Berlin | Töten in Echtzeit: Erik Poppes „Utøya 22. Juli“ schildert die Morde des rechtsradikalen Anders Breivik in einer ungeschnittenen Sequenz.

"Utøya 22. Juli“: die Echtzeit-Morde

Am 22. Juli 2011 ermordete Anders Behring Breivik in Oslo und auf der Insel Utøya 77 Menschen, die meisten davon jugendliche Teilnehmer eines Zeltlagers. Mit „Utøya 22. Juli“ wagt sich der Norweger Erik Poppe an eine radikale Verfilmung des Massakers – bei der ausgerechnet der Wunsch, den Opfern gerecht zu werden, zu einem sehr zweifelhaften Ergebnis führt.

Poppe geht durchdacht an den Stoff heran: Das Drehbuch stützt sich auf Berichte der Überlebenden, die auch die Proben begleitet haben. Die Handlung beschränkt sich auf die Perspektive einer einzigen Figur, der 19-jährigen Kaja (Andrea Berntzen), deren Flucht über Utøya die Kamera begleitet.
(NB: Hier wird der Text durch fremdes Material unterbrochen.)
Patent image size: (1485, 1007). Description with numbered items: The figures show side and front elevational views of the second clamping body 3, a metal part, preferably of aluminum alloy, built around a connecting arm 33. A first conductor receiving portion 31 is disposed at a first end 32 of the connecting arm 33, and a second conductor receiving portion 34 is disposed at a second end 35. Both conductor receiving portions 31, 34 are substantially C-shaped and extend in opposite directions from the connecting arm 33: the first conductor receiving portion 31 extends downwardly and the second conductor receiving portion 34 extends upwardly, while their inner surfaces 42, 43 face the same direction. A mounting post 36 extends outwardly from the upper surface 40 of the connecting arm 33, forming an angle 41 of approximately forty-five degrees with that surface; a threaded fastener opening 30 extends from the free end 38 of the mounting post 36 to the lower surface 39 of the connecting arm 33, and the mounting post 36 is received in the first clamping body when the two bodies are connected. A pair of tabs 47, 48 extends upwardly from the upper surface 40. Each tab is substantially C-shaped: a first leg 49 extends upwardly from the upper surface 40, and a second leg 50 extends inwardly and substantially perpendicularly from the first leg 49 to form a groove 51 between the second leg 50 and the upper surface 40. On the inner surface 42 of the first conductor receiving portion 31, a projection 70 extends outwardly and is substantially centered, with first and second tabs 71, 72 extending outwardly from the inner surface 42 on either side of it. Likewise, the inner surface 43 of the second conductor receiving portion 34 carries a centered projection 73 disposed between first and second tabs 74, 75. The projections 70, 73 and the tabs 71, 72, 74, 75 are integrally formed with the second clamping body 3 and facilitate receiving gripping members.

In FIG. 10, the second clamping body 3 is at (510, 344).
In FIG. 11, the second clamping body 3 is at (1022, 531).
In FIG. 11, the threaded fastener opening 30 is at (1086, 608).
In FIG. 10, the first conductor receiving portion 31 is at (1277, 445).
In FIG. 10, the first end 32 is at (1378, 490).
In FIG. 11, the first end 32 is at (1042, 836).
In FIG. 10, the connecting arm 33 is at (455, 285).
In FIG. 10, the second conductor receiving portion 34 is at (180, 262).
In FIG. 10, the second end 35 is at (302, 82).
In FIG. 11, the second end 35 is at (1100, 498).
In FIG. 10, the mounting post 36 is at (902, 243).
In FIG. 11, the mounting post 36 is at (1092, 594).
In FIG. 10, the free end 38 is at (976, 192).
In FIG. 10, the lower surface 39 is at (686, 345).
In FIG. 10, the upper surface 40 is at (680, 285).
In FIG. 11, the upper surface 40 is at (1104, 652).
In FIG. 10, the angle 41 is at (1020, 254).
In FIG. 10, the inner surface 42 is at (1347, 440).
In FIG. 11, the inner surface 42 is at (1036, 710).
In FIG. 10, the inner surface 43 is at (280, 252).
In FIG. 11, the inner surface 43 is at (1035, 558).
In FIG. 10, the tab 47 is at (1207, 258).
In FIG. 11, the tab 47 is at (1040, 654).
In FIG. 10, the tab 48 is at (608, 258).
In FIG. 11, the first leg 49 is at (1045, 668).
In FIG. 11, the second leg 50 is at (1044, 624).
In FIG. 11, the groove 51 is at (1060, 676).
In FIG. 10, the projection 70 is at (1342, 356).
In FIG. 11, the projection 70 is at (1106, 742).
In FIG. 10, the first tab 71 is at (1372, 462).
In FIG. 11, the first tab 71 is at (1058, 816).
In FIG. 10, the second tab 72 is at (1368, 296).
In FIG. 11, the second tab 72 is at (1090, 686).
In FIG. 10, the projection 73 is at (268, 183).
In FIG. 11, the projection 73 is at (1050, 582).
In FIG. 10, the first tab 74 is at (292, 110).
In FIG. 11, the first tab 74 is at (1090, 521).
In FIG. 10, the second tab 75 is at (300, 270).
Eine schemenhafte Aufnahme ausgenommen, verzichtet Poppe komplett auf Bilder des Täters, um den Fokus von dessen Selbstinszenierung ganz auf die Opfer zu lenken. Der Film färbt die Stimmung nie durch Musik und hält der Realität bis in die Laufzeit die Treue: Genau wie das Massaker selbst dauert, nach einem kurzen Vorspiel, auch seine in einem Take gedrehte Reinszenierung 72 Minuten. (Breivik vor Gericht: das Urteil für den Massenmörder)

Fühlen was die Opfer fühlten?

Aus der Sorge, das Trauma auszubeuten, erlegt Erik Poppe sich also ein gewaltiges Set von Regeln auf. Damit erreicht sein Film eine unbestreitbar intensive Wirkung: Die Orientierungslosigkeit der Jugendlichen, ihr Entsetzen über Tote, die sie bei der Flucht entdecken, die Angst um das eigene Leben und die Verzweiflung letzter Atemzüge: All das erlebt man hier extrem direkt. Aber natürlich – und zum Glück – fühlen wir im Kinosessel trotzdem nicht annähernd, was die sterbenden Kinder unter dem nicht endenden Beschuss gefühlt haben. Stattdessen erwischt man sich immer wieder dabei, die Handlung wie einen fiktionalen Survival-Horrorfilm zu verfolgen – als wäre Kaja das „final girl“ eines Genre-Films. In enormen ästhetischen Anstrengungen zielt Poppe auf eine völlig unmögliche Erlebnisperspektive. Und zahlt einen hohen Preis dafür: Den Kontext der Morde blendet er vollständig aus. Die Protagonisten wissen nicht, wer sie erschießt. Dass Breivik rechtsextrem ist, spielt für „Utøya 22. Juli“ also überhaupt keine Rolle.

Kein Mut zum Chaos

„Das wirst du nie verstehen“ – der erste Satz des Films ist zugleich ein Selbstkommentar: Poppe verwahrt sich gegen jede Sinnstiftung nach den Willkürmorden. Was das im besten Fall bedeuten kann, zeigt zumindest sein starker Trailer. Die Kamera fährt hier nur den niedergetrampelten Zeltplatz ab, auf dem die Handys vermisster Kinder klingeln. Der eigentliche Film hat weniger Mut zum Chaos und strukturiert die Geschichte vom Auftakt bis zum schrecklichen Ende über Kajas Suche nach ihrer Schwester. Das zufällige Sterben bekommt auf diese Weise doch noch eine Art tragischer Ordnung und Geschlossenheit.

„Utøya 22. Juli“ feierte auf der Berlinale Premiere. Eine zweite Bearbeitung des Stoffs lieferte in Venedig gerade der Brite Paul Greengrass, Regisseur der „Bourne“-Reihe und des 9/11-Thrillers „Flug 93“. Sein „22. Juli“ kombiniert, so viel lässt der Trailer erkennen, weniger experimentell die Perspektive der Opfer mit Sequenzen um Breivik und thematisiert auch die juristische Nachbereitung des Attentats. Warum Breivik 77 Menschen ermordet hat, wird man dabei vermutlich besser verstehen. Ab dem 10. Oktober ist „22. Juli“ auf Netflix verfügbar.

„Utøya 22. Juli“. N 2018. R: Erik Poppe. D: : Andrea Berntzen, Aleksander Holmen. 93 Minuten, ab 12 Jahren.